Mom.life

I need to rant ladies. I am so mad and upset I'm in tears. all of my family is a piece of shit and all of my husbands family is a piece of shit. I need to go to Walmart to get medicines and I have to go to the chiropractor in the morning. and no one wants to take me. my husband works and can't get off to take me. he is suppose to sell his Mustang and supposedly his piece of shit brother is going to buy, we planned on buying a new car in March because he has to leave me in March and go for training for two weeks for his new job. but his brother probably won't have the money in March and my husband is refusing to sell it to whoever has the cash in hand at that time to buy it because his brother wants it and he wants to keep it in the family. I'm over here saying fuck your brother and your goiny to be a dad now and you need to grow up and get a practical car not a race car.
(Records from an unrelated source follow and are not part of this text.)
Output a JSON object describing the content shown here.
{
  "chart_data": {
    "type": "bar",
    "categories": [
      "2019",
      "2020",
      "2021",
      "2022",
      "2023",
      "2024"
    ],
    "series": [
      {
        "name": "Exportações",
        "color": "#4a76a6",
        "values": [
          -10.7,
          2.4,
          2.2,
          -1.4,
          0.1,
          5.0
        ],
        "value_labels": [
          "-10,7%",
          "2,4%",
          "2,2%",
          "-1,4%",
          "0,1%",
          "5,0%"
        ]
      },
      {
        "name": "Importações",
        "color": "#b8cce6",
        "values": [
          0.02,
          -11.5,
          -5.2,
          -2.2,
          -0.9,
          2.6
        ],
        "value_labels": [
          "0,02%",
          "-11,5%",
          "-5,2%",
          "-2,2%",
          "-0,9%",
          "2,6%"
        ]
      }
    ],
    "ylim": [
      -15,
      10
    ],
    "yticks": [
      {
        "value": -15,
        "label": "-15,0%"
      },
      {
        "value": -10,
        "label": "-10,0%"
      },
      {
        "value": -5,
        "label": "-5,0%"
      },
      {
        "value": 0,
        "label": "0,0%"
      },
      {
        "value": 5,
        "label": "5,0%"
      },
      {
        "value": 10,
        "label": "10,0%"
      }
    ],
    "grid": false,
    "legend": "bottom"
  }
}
He thinks I'm being rude and mean. I'm not I need a car I have no one I can depend on unless it's convenient for them. my granny has a car but it has no heat, I have a sunfire but the exhaust is broke and is leaking fumes in the car which baby H and I can't breathe in because it can kill us. I'm frustrated and pissed off. the only people I can count on are my granny, baby H, and my fur babies. I love having my baby in my tummy I don't feel so alone. I'm so upset. sometimes I don't think my husband is ready to be a dad nor was he ready to get married because he just can't seem to grow up.